Бабушка моя Хана была ВОСЕМНАДЦАТЫМ  ребёнком в семье (пять первых детей у её отца – Рувима – были от первой умершей жены и 13 от Лии – бабушкиной мамы). Когда Лия умирала уже в больнице, мама моя, придя к ней, что-то пожаловалась на школу, мол, задали Пушкина учить, а это сложно… Пускин! Пускин – это прекгасно! – воскликнула моя прабабушка. Родной язык в семье был, естественно, идиш. Сам я в детстве слышал его мало и в основном в ненормативной части. Одна из бабушкин сестёр – старшая – Роха – была большевичкой, юристкой. 10 лет лагеря оттоптала с 37-го, осталась яростной сталинисткой – так любить негодяев умеют только еврейские женщины. Выйдя, говорила твёрдо: НАДО ЖЕ БЫЛО ПРОВЕРИТЬ ЛЮДЕЙ. Как-то, уже году в 56-том мама спросила её – тётя Роха, а что же всё же случилось с Кировым? Я НЕ МОГУ ТЕБЕ СКАЗАТЬ – ТЫ НЕ ЧЛЕН ПАРТИИ. Короче, бабушка моя Хана вместе с мамой Инной в 38-мом поехали в Павлодар в ссылку. Вернулись в Ленинград только перед войной. И сразу почти в эвакуацию в ... Сталинград. Оттуда, уже под обстрелом - на Урал, в Тавду. Роху помню. Маленькая старушка с железными глазами, обходящая стороной овчарок. В три года я победоносно вернулся в Москву. В семье моего деда жила Марфа Макарова – восемнадцатилетней девушкой, спасаясь от голода в поволжской деревне, пришла она пешком в Москву и нанялась домработницей в семью врачей – Григория и Баси. И домработница и няня – вырастила она моего отца, двух его сестёр, дочку моей тёти (мою двоюродную сестру – Иру старшую), мою родную сестру – Иру, меня – шалопая, а потом и младшую – Женечку – мою племяшку. Несколько лет я был в полной власти бабушки Марфуши. Без поговорки, побаски, точного крестьянского словца – говорить она просто не умела. Удивительный крестьянский язык входил в меня в раннем детстве, создавая во мне как бы отдельный языковой и эмоциональный ареал. Когда мне был год, родители развелись. Отца я видел по воскресеньям. В мои, кажется, четыре года – мама – учительница русского языка и литературы – получила квартиру в Черёмушках, на первом этаже благословенной хрущёвки, рядом с фабрикой Свердлова и кирпичным заводом.
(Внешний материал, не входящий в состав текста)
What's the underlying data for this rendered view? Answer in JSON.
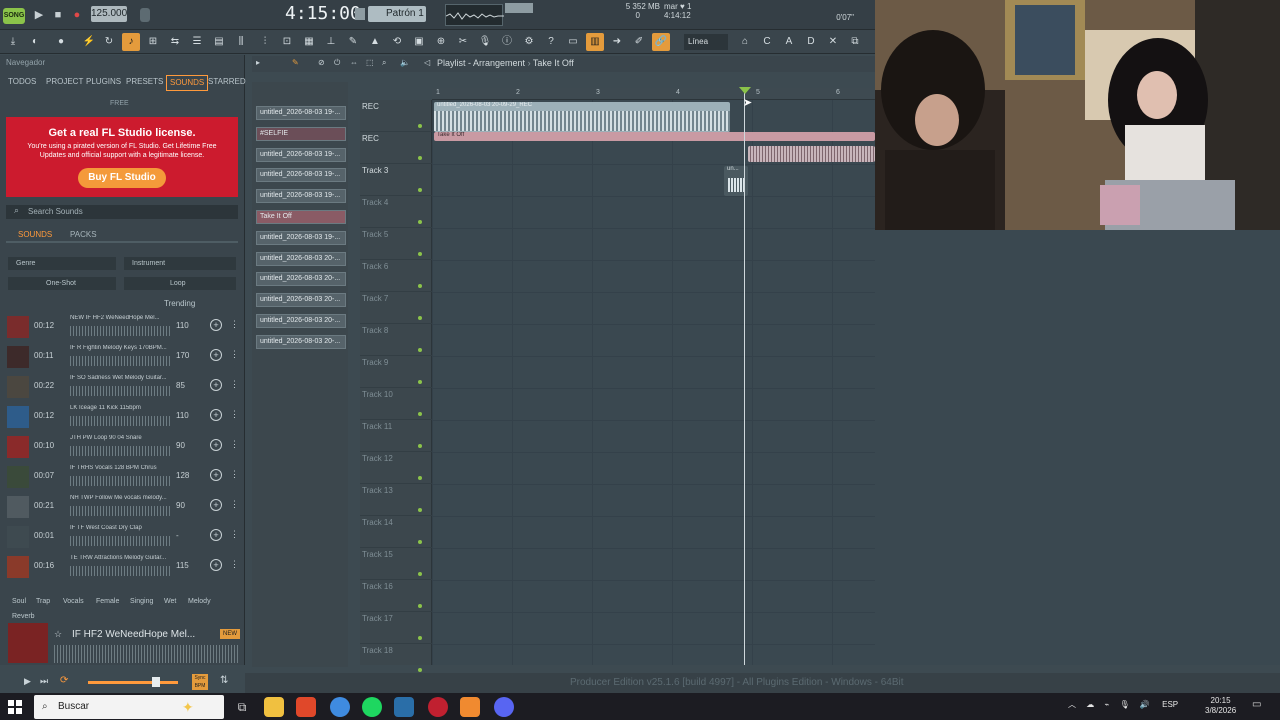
{
  "transport": {
    "logo": "SONG",
    "tempo": "125.000",
    "time": "4:15:00",
    "pattern": "Patrón 1",
    "memory_line1": "5   352 MB",
    "memory_line2": "0",
    "cpu_line1": "mar ♥  1",
    "cpu_line2": "4:14:12",
    "cpu_line3": "0'07\""
  },
  "toolbar": {
    "snap": "Línea"
  },
  "browser": {
    "nav_title": "Navegador",
    "tabs": [
      "TODOS",
      "PROJECT",
      "PLUGINS",
      "PRESETS",
      "SOUNDS",
      "STARRED"
    ],
    "active_tab": "SOUNDS",
    "free_label": "FREE",
    "promo": {
      "title": "Get a real FL Studio license.",
      "body": "You're using a pirated version of FL Studio. Get Lifetime Free Updates and official support with a legitimate license.",
      "button": "Buy FL Studio"
    },
    "search_placeholder": "Search Sounds",
    "sound_tabs": [
      "SOUNDS",
      "PACKS"
    ],
    "filters": {
      "genre": "Genre",
      "instrument": "Instrument",
      "oneshot": "One-Shot",
      "loop": "Loop"
    },
    "trending": "Trending",
    "sounds": [
      {
        "dur": "00:12",
        "name": "NEW IF HF2 WeNeedHope Mel...",
        "bpm": "110",
        "color": "#7a2c2c"
      },
      {
        "dur": "00:11",
        "name": "IF R Fightin Melody Keys 170BPM...",
        "bpm": "170",
        "color": "#3d2a2a"
      },
      {
        "dur": "00:22",
        "name": "IF SO Sadness Wet Melody Guitar...",
        "bpm": "85",
        "color": "#4b4740"
      },
      {
        "dur": "00:12",
        "name": "LK Iceage 11 Kick 115bpm",
        "bpm": "110",
        "color": "#2e5c8a"
      },
      {
        "dur": "00:10",
        "name": "JTH PW Loop 90 04 Snare",
        "bpm": "90",
        "color": "#8a2a2a"
      },
      {
        "dur": "00:07",
        "name": "IF TRHS Vocals 128 BPM Chrus",
        "bpm": "128",
        "color": "#3a4a3a"
      },
      {
        "dur": "00:21",
        "name": "NH TWP Follow Me vocals melody...",
        "bpm": "90",
        "color": "#505a60"
      },
      {
        "dur": "00:01",
        "name": "IF TF West Coast Dry Clap",
        "bpm": "-",
        "color": "#3e4a50"
      },
      {
        "dur": "00:16",
        "name": "TE TRW Attractions Melody Guitar...",
        "bpm": "115",
        "color": "#8a3a2a"
      }
    ],
    "tags": [
      "Soul",
      "Trap",
      "Vocals",
      "Female",
      "Singing",
      "Wet",
      "Melody",
      "Reverb"
    ],
    "player_title": "IF HF2 WeNeedHope Mel...",
    "player_badge": "NEW",
    "sync_label": "Sync BPM"
  },
  "clips": [
    "untitled_2026-08-03 19-...",
    "#SELFIE",
    "untitled_2026-08-03 19-...",
    "untitled_2026-08-03 19-...",
    "untitled_2026-08-03 19-...",
    "Take It Off",
    "untitled_2026-08-03 19-...",
    "untitled_2026-08-03 20-...",
    "untitled_2026-08-03 20-...",
    "untitled_2026-08-03 20-...",
    "untitled_2026-08-03 20-...",
    "untitled_2026-08-03 20-..."
  ],
  "playlist": {
    "title": "Playlist - Arrangement",
    "crumb": "Take It Off",
    "ruler": [
      "1",
      "2",
      "3",
      "4",
      "5",
      "6"
    ],
    "tracks": [
      "REC",
      "REC",
      "Track 3",
      "Track 4",
      "Track 5",
      "Track 6",
      "Track 7",
      "Track 8",
      "Track 9",
      "Track 10",
      "Track 11",
      "Track 12",
      "Track 13",
      "Track 14",
      "Track 15",
      "Track 16",
      "Track 17",
      "Track 18"
    ],
    "audio_clip_1": "untitled_2026-08-03 20-09-29_REC",
    "audio_clip_2": "Take It Off",
    "audio_clip_3": "un..."
  },
  "status": "Producer Edition v25.1.6 [build 4997] - All Plugins Edition - Windows - 64Bit",
  "taskbar": {
    "search": "Buscar",
    "lang": "ESP",
    "time": "20:15",
    "date": "3/8/2026"
  }
}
«Молчат такелажные тали, сосед не буянит, не пьёт, но «тучи над городом встали» всё так же соседка поёт, в окошке висит «паутинка», асфальт обрывается в грязь, и врёт голубая пластинка, не с той частотою вертясь. Тут в некой ужасной  гостайне под оком Громыко и Ко я рос на фабричной окрайне, макая ломоть в молоко, тут были тугие ковриги, из яблочной чай шелухи, любые запретные книги, запретные реже стихи. Я рос фантазёром и шкетом, и это поныне сквозит, я книги хранил под паркетом, лопаткой разрыв керамзит. И кажется мне, что сегодня в зелёно своём голубом нежданна, как милость Господня она над горячечным лбом стоит, прикасаясь губами, меня прижимая к груди…
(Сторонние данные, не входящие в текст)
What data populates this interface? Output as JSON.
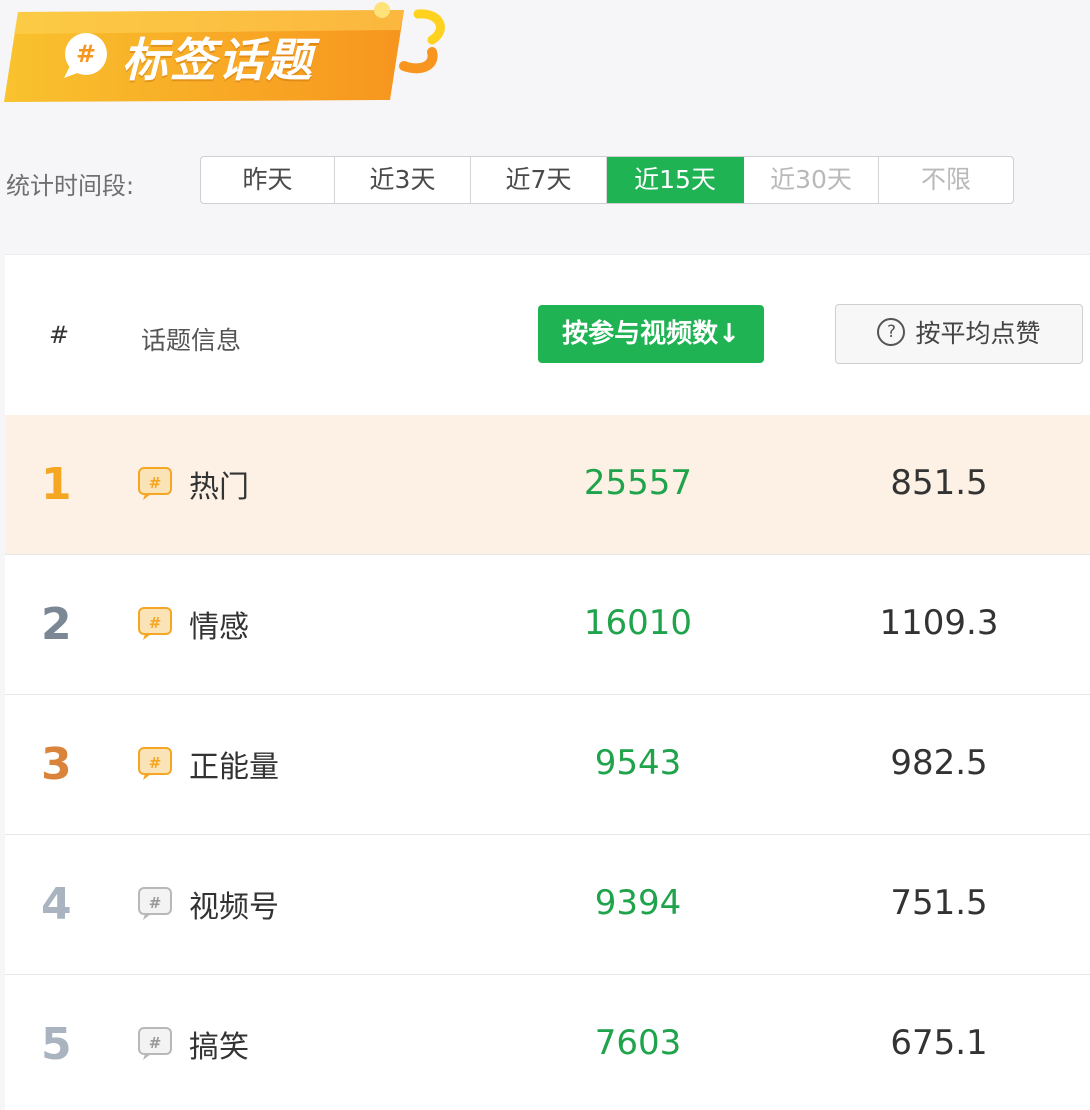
{
  "banner": {
    "title": "标签话题",
    "badge_glyph": "#",
    "gradient_start": "#f9c22e",
    "gradient_end": "#f7951e"
  },
  "filter": {
    "label": "统计时间段:",
    "options": [
      "昨天",
      "近3天",
      "近7天",
      "近15天",
      "近30天",
      "不限"
    ],
    "selected": "近15天",
    "disabled": [
      "近30天",
      "不限"
    ]
  },
  "table": {
    "header": {
      "rank": "#",
      "topic": "话题信息",
      "sort_videos": "按参与视频数",
      "sort_videos_arrow": "↓",
      "sort_likes": "按平均点赞",
      "help_glyph": "?"
    },
    "rows": [
      {
        "rank": "1",
        "name": "热门",
        "videos": "25557",
        "likes": "851.5",
        "icon": "hashtag-bubble-icon",
        "icon_color": "#f5a623"
      },
      {
        "rank": "2",
        "name": "情感",
        "videos": "16010",
        "likes": "1109.3",
        "icon": "hashtag-bubble-icon",
        "icon_color": "#f5a623"
      },
      {
        "rank": "3",
        "name": "正能量",
        "videos": "9543",
        "likes": "982.5",
        "icon": "hashtag-bubble-icon",
        "icon_color": "#f5a623"
      },
      {
        "rank": "4",
        "name": "视频号",
        "videos": "9394",
        "likes": "751.5",
        "icon": "hashtag-bubble-icon",
        "icon_color": "#b8b8b8"
      },
      {
        "rank": "5",
        "name": "搞笑",
        "videos": "7603",
        "likes": "675.1",
        "icon": "hashtag-bubble-icon",
        "icon_color": "#b8b8b8"
      }
    ]
  },
  "colors": {
    "accent_green": "#1fb354",
    "value_green": "#1fa34b",
    "top_row_bg": "#fdf1e6"
  }
}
И снег над родными гробами, и век у меня впереди.» как-то так… Школа, где я плохо учился, потому что глядел на уроках в окно, потом другая… Потом выгнали за двойки из английской, потом бандитская дворовая, где жилось мне трудно.
Были две отдушины: лето с бабушкой Ханой в Литве и «дяди Володи», которых, чтобы проще было различать звали дядя Вова (академик Кейлис-Борок, двоюродный брат мамы) и дядя Володя – друг маминой молодости – литературный критик Владимир Барлас. С Барласом я играл в шахматы, и говорил о русской поэзии. Блок, Тарковский, Пастернак, Евтушенко, Бродский… Этот мир открыл мне дядя Володя Барлас. 
Я поступил в МГПИ им. Ленина на факультет дошкольной педагогики и психологии, откуда меня благополучно выгнали со второго курса за заваленный и не пересданный «современный русский язык». Детство кончилось.